As I may have said in the past, I don’t like to read. I’m a slow reader and easily distracted. So I try to read stuff that is good, stuff I can use. How do I find it? By asking others who are readers. In this case the recommendation comes from Sarah Yardley who runs the show over at Calvary Distribution. She did not disappoint. The book is called, Ministry in the Image of God – The Trinitarian Shape of Christian Service by Stephen Seamands. Had I known the denominational background of the author in advance I might not have even bothered. Sometimes our own prejudices, justified or not, get in the way of God trying to say something because He sure has something to say through this book. I imagine the Lord had the same problem with Peter. I guess I’m in good company!

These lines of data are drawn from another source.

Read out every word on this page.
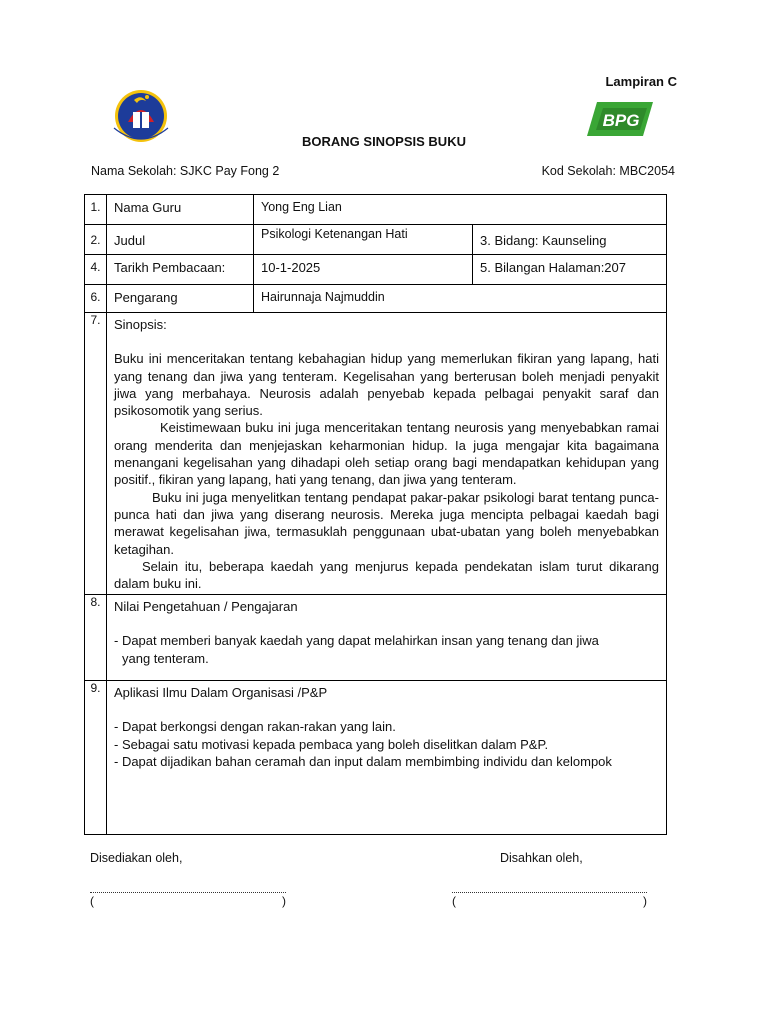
Lampiran C
BPG
BORANG SINOPSIS BUKU
Nama Sekolah: SJKC Pay Fong 2	Kod Sekolah: MBC2054
1.	Nama Guru	Yong Eng Lian	

2.	Judul	Psikologi Ketenangan Hati	3. Bidang: Kaunseling

4.	Tarikh Pembacaan:	10-1-2025	5. Bilangan Halaman:207

6.	Pengarang	Hairunnaja Najmuddin	

7.	Sinopsis:

Buku ini menceritakan tentang kebahagian hidup yang memerlukan fikiran yang lapang, hati yang tenang dan jiwa yang tenteram. Kegelisahan yang berterusan boleh menjadi penyakit jiwa yang merbahaya. Neurosis adalah penyebab kepada pelbagai penyakit saraf dan psikosomotik yang serius.

Keistimewaan buku ini juga menceritakan tentang neurosis yang menyebabkan ramai orang menderita dan menjejaskan keharmonian hidup. Ia juga mengajar kita bagaimana menangani kegelisahan yang dihadapi oleh setiap orang bagi mendapatkan kehidupan yang positif., fikiran yang lapang, hati yang tenang, dan jiwa yang tenteram.

Buku ini juga menyelitkan tentang pendapat pakar-pakar psikologi barat tentang punca-punca hati dan jiwa yang diserang neurosis. Mereka juga mencipta pelbagai kaedah bagi merawat kegelisahan jiwa, termasuklah penggunaan ubat-ubatan yang boleh menyebabkan ketagihan.

Selain itu, beberapa kaedah yang menjurus kepada pendekatan islam turut dikarang dalam buku ini.		

8.	Nilai Pengetahuan / Pengajaran

- Dapat memberi banyak kaedah yang dapat melahirkan insan yang tenang dan jiwa

yang tenteram.		

9.	Aplikasi Ilmu Dalam Organisasi /P&P

- Dapat berkongsi dengan rakan-rakan yang lain.

- Sebagai satu motivasi kepada pembaca yang boleh diselitkan dalam P&P.

- Dapat dijadikan bahan ceramah dan input dalam membimbing individu dan kelompok		

Disediakan oleh,	Disahkan oleh,
(	)	(	)
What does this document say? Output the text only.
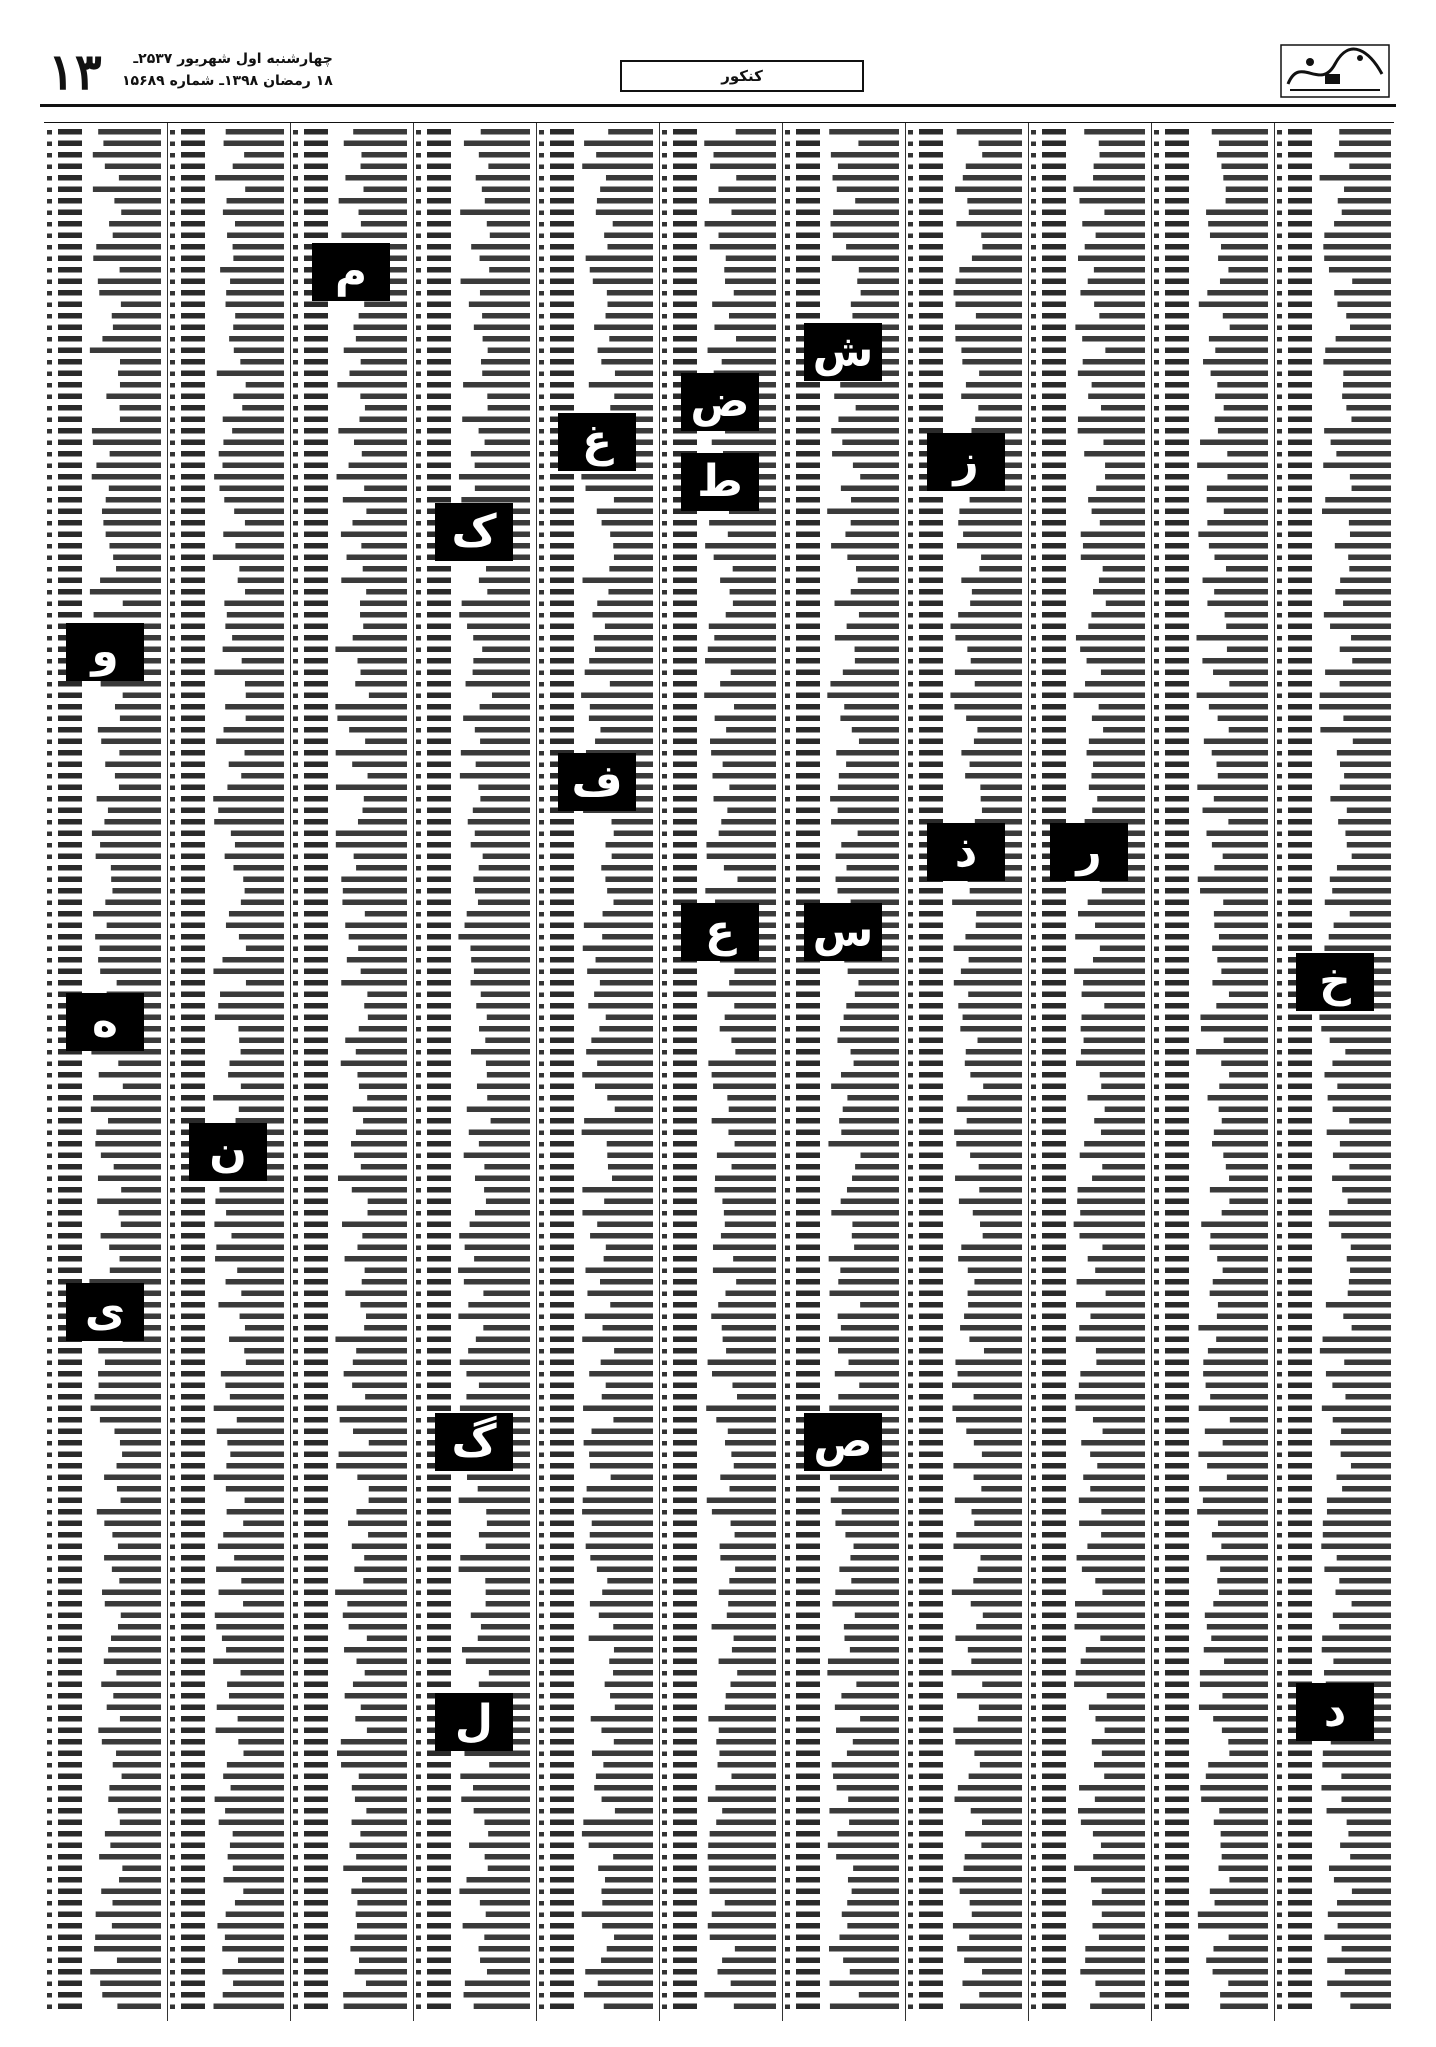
۱۳	چهارشنبه اول شهریور ۲۵۳۷ـ
۱۸ رمضان ۱۳۹۸ـ شماره ۱۵۶۸۹	کنکور
م
ک
غ
ط
ش
ض
ز
و
ف
ذ	ر
ع	س
خ
ه
ن
ی
گ	ص
ل	د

Chapter One lays the foundation for the rest of the book and spells out seven characteristics of trinitarian life, each of which are given their own chapter. They are;
- Relational Personhood: The Nature of Trinitarian Ministry
- Joyful Intimacy: The Foundation of Trinitarian Ministry
- Glad Surrender: The Heart of Trinitarian Ministry
- Complex Simplicity: The Mystery of Trinitarian Ministry
- Gracious Self-Acceptance: The Particularity of Trinitarian Ministry
- Mutual Indwelling: The Reciprocity of Trinitarian Ministry
- Passionate Mission: The Impulse of Trinitarian Ministry
Here is the big picture point of the book, in my opinion. First, the relationships between the Father, Son, and Holy Spirit model for us what ministry should look like. Second, our relationship with the triune God must exist apart from any ministry. Third, as we come to understand how the trinity works, how He is the model for our relationship with God, how He is the model for the church, we understand and experience how ministry is supposed to be intimate, natural, and how we are along for the ride in what God is doing. Otherwise ministry become a machine to feed and not the outgrowth of the calling of God.
Each of the chapters challenged me. Each one made me grapple with some kind of preconception on some level. At the very least it made me take something off the shelf of the theoretical and challenged me to make it practical. I knew it, I just wasn’t doing it. I found myself putting quotes on twitter because they were so good. And not just quotes from the author, but the sources he sites. The price of the book is worth his research alone.
Are you feeling dry? Is your ministry feeling dry? Give this book a shot. See the trinity in a whole new light. Maybe not a new one, but a more complete one. It’s going on my essential reading list for ministry leaders.